Before we sketch the trees out, let's check what the interpreter gives us:
> (generate-huffman-tree '((A 1) (B 2) (C 4) (D 8) (E 16)))
'(((((leaf A 1) (leaf B 2) (A B) 3)
    (leaf C 4)
    (A B C)
    7)
   (leaf D 8)
   (A B C D)
   15)
  (leaf E 16)
  (A B C D E)
  31)
> (generate-huffman-tree '((A 1) (B 2) (C 4) (D 8) (E 16)
                           (F 32) (G 64) (H 128) (I 256) (J 512)))
'((((((((((leaf A 1) (leaf B 2) (A B) 3)
         (leaf C 4)
         (A B C)
         7)
        (leaf D 8)
        (A B C D)
        15)
       (leaf E 16)
       (A B C D E)
       31)
      (leaf F 32)
      (A B C D E F)
      63)
     (leaf G 64)
     (A B C D E F G)
     127)
    (leaf H 128)
    (A B C D E F G H)
    255)
   (leaf I 256)
   (A B C D E F G H I)
   511)
  (leaf J 512)
  (A B C D E F G H I J)
  1023)
You'll note that in the tree formed, each non-leaf node has a leaf node as its right-child. When you sketch them out you get the following for n=5:
...and the following for n=10:
You'll note that:
  • When n=5, the tree is 5 levels deep. When we use a Huffman tree for encoding we generate a bit for each edge we traverse in the tree (not for each node we visit), so the longest path from the root to a leaf node, which is for the least frequent symbol, will generate a 4-bit encoding.
  • When n=10, the tree is 10 levels deep, so the longest path from the root to a leaf node will generate a 9-bit encoding.
  • In both trees the shortest path from the root to a leaf node, which is for the most frequent symbol, traverses a single edge and so will generate a 1-bit encoding
In general we can therefore state that, for an alphabet of n symbols where relative frequencies of the symbols are 1, 2, 4, ..., 2n-1, a Huffman tree will encode the most frequent symbol using a 1-bit encoding, while the least frequent symbol will be encoded using n-1 bits.

SICP Exercise 2.70: Yip a Yip Wah Boom!

The following eight-symbol alphabet with associated relative frequencies was designed to efficiently encode the lyrics of 1950s rock songs. (Note that the ``symbols'' of an ``alphabet'' need not be individual letters.)

A2NA16
BOOM1SHA3
GET2YIP9
JOB2WAH1

Use generate-huffman-tree (exercise 2.69) to generate a corresponding Huffman tree, and use encode (exercise 2.68) to encode the following message:

Get a job
Sha na na na na na na na na
Get a job
Sha na na na na na na na na
Wah yip yip yip yip yip yip yip yip yip
Sha boom

How many bits are required for the encoding? What is the smallest number of bits that would be needed to encode this song if we used a fixed-length code for the eight-symbol alphabet?

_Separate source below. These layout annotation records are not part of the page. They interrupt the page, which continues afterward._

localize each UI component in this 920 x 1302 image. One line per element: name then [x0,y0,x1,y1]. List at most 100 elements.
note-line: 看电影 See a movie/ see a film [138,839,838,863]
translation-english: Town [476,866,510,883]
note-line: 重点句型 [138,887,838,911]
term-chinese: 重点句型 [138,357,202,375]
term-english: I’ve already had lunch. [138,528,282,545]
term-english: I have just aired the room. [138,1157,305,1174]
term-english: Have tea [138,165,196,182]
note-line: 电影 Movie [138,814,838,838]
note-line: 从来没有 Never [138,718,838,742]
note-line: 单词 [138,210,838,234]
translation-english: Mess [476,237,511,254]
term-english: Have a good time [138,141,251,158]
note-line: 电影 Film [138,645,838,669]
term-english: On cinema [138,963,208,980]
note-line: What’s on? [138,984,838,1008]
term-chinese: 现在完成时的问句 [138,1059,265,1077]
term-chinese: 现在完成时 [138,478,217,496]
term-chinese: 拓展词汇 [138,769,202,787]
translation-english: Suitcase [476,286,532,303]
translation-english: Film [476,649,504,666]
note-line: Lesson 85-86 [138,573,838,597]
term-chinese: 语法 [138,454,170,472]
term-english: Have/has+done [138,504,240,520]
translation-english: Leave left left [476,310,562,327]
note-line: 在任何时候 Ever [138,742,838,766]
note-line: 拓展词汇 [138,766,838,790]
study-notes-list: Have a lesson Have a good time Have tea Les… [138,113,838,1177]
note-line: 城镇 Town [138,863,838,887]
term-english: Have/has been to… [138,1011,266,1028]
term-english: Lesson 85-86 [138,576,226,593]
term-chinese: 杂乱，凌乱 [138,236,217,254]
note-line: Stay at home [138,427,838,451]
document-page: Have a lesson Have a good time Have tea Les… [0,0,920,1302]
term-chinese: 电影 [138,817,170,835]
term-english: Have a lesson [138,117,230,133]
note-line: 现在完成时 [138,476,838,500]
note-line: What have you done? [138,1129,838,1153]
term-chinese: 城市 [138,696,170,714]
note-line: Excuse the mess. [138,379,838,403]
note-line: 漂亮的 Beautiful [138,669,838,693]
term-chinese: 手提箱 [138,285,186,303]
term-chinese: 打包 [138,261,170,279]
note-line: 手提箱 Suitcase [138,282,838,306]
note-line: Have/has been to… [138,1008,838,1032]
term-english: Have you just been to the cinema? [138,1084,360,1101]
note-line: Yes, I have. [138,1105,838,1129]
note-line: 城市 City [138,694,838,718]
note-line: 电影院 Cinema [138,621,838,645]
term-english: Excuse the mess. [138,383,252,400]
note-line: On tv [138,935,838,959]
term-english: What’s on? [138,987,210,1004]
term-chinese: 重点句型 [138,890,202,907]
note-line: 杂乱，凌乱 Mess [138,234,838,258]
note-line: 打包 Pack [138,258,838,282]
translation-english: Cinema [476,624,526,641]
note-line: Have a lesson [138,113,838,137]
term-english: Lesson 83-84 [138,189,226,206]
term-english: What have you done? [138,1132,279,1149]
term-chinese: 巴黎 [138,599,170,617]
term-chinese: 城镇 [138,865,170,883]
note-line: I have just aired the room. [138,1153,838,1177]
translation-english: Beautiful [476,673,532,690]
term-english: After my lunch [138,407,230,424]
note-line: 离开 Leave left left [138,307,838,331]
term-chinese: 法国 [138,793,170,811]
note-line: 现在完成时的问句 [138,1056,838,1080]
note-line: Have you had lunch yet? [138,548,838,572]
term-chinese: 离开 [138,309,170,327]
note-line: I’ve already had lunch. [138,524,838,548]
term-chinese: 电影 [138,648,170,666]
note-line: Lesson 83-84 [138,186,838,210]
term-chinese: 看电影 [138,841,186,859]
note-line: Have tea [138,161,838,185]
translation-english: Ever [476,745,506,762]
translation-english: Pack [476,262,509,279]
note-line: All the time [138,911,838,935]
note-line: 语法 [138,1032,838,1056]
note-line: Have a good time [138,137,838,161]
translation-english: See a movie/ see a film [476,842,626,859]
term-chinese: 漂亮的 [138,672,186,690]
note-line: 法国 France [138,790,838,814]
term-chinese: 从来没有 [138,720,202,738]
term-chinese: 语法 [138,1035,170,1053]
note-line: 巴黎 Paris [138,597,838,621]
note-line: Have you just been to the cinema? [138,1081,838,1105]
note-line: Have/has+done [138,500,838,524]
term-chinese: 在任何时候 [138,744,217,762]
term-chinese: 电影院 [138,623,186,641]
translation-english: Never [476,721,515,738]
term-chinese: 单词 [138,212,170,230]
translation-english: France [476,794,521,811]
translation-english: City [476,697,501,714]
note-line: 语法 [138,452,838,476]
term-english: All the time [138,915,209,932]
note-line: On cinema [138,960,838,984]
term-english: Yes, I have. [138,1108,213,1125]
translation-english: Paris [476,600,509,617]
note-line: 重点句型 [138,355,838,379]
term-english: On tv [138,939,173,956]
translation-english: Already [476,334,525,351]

Okay, first let's build our Huffman tree:
> (define fifties-song-tree
    (generate-huffman-tree
      '((A 2) (BOOM 1) (GET 2) (JOB 2) (NA 16) (SHA 3) (YIP 9) (WAH 1))))
> fifties-song-tree
'((leaf NA 16)
  ((leaf YIP 9)
   (((leaf A 2) ((leaf WAH 1) (leaf BOOM 1) (WAH BOOM) 2) (A WAH BOOM) 4)
   ((leaf SHA 3) ((leaf JOB 2) (leaf GET 2) (JOB GET) 4) (SHA JOB GET) 7)
   (A WAH BOOM SHA JOB GET)
   11)
  (YIP A WAH BOOM SHA JOB GET)
  20)
 (NA YIP A WAH BOOM SHA JOB GET)
 36)
And now let's encode our song:
> (define encoded-song (encode '(GET A JOB
                                 SHA NA NA NA NA NA NA NA NA
                                 GET A JOB
                                 SHA NA NA NA NA NA NA NA NA
                                 WAH YIP YIP YIP YIP YIP YIP YIP YIP YIP 
                                 SHA BOOM)
                               fifties-song-tree))
> encoded-song
'(1 1 1 1 1 1 1 0 0 1 1 1 1 0 1 1 1 0 0 0 0 0 0 0 0 0 1 1 1 1 1 1
  1 0 0 1 1 1 1 0 1 1 1 0 0 0 0 0 0 0 0 0 1 1 0 1 0 1 0 1 0 1 0 1
  0 1 0 1 0 1 0 1 0 1 0 1 1 1 0 1 1 0 1 1)
> (length encoded-song)
84
So we need 84 bits to encode the song using our Huffman tree.

How about if we use a fixed-length code? Well, we have eight symbols to encode so, using a fixed-length code, we could encode the message using 3 bits per symbol (as 23=8). As there are a total of 36 symbols to encode, that means we could encode this using a fixed-length code using 36×3=108 bits.

So using Huffman encoding has saved us 24 bits - a 22% reduction in the size of the message.